Nosferatu the Vampyre (“Nosferatu: Phantom der Nacht”)
Directed by Werner Herzog
Written by Werner Herzog
1979/West Germany
Werner Herzog Filmproduktion/Gaumont/Zweites Deutsches Fernsehen
First viewing
#668 of 1001 Movies You Must See Before You Die
IMDb users say 7.5/10; I say 8/10
[box] Count Dracula: [Hearing howling] Listen… [More howling] Listen. The children of the night make their music.[/box]
Werner Herzog’s homage to Murnau is a visual feast.
Renfield sends Jonathan Harker (Bruno Ganz) on a dangerous but potentially lucrative journey to Transylvania to try to sell a house to Count Dracula (Klaus Kinski). Harker’s wife Lucy (Isabelle Adjani) has a bad feeling about the trip and urges him not to go. When Harker returns, he is gravely ill and demented. Dracula arrives to occupy his new house and brings with him a ship full of rats and an epidemic of plague. Doctor Van Helsing does not believe in the occult or vampires so it is up to Lucy to slay the fiend.
I love Werner Herzog’s sense of lighting and framing so from the opening, in which a shot of books, fruit, and kittens looked to me like an Old Master, I was hooked. In addition, Klaus Kinski may make the very best Dracula ever.
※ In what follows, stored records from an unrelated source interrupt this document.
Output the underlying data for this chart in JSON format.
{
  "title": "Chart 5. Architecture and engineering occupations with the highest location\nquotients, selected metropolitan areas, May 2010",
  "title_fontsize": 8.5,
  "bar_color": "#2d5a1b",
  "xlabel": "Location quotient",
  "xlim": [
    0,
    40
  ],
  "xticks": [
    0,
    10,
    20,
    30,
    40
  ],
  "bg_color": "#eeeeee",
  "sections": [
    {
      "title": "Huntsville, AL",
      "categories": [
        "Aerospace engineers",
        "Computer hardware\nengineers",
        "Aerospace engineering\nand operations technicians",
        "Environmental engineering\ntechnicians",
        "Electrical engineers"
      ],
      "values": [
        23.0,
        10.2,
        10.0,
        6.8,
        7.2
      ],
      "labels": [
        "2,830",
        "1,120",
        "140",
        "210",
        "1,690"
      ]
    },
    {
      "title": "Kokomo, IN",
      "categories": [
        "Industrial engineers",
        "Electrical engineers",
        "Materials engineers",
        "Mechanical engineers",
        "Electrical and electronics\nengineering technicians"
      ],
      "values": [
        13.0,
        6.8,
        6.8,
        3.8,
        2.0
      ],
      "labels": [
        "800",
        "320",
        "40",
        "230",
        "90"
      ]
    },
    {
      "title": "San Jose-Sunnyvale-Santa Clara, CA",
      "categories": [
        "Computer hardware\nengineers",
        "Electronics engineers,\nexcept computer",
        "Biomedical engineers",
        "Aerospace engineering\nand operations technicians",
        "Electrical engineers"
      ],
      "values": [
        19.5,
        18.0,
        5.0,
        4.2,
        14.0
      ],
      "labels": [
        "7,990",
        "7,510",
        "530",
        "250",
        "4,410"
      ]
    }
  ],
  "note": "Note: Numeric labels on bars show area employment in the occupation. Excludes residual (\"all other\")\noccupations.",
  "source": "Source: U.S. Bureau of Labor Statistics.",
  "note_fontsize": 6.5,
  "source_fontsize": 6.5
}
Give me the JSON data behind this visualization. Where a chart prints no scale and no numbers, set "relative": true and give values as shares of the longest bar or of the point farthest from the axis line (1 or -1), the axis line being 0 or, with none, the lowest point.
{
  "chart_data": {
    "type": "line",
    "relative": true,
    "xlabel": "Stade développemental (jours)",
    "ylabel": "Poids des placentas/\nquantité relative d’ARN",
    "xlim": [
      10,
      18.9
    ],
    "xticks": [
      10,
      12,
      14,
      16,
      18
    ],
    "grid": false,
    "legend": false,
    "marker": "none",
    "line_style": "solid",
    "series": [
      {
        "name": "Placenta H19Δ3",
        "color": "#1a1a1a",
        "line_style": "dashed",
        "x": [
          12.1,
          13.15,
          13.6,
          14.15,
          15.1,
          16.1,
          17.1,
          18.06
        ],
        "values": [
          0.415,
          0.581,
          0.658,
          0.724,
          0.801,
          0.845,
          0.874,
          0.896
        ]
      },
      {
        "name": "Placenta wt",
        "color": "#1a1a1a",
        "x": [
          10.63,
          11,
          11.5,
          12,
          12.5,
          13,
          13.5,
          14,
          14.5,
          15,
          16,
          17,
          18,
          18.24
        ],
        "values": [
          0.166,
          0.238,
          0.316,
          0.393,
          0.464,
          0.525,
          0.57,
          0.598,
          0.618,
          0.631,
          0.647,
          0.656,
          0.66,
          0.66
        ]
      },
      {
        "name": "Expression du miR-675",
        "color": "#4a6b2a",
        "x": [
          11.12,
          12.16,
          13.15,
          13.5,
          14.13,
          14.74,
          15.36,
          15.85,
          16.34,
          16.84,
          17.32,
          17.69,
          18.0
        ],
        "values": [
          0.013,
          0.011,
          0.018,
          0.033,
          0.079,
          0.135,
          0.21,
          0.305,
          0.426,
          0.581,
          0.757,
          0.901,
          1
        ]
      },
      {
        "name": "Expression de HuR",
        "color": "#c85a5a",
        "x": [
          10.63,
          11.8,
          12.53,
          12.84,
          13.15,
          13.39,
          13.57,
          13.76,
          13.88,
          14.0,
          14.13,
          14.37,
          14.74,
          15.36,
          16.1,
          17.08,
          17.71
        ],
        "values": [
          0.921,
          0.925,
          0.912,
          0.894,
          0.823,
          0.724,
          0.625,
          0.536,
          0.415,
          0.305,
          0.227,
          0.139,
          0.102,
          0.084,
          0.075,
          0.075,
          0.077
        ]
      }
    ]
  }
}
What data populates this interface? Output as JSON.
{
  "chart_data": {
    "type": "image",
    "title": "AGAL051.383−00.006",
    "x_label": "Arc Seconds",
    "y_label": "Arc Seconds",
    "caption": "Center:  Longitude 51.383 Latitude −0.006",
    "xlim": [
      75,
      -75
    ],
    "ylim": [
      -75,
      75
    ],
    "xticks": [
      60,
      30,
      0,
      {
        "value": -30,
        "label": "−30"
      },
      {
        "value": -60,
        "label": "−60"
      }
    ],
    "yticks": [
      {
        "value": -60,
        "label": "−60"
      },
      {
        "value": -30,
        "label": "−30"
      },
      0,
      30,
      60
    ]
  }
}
He actually looked like a bat to me and was scary and pathetic at the same time. I had not known that Bruno Ganz was in this film. He is one of my very favorite actors and he is wonderful, as always, here, especially as he transitions from before his encounter with Dracula to after. The score, done by frequent collaborators Florian Fricke and Popul Vuh, adds to the atmosphere.
That said, the story started losing me about the time Dracula arrived with those rats. Oh, how I hate the creatures! I don’t know how Isabelle Adjani could stand to walk through them. But it wasn’t just the rats. The film starts getting more and more surreal to the point where it lost some of its earlier appeal. Nevertheless, I could have looked at the pictures for another hour.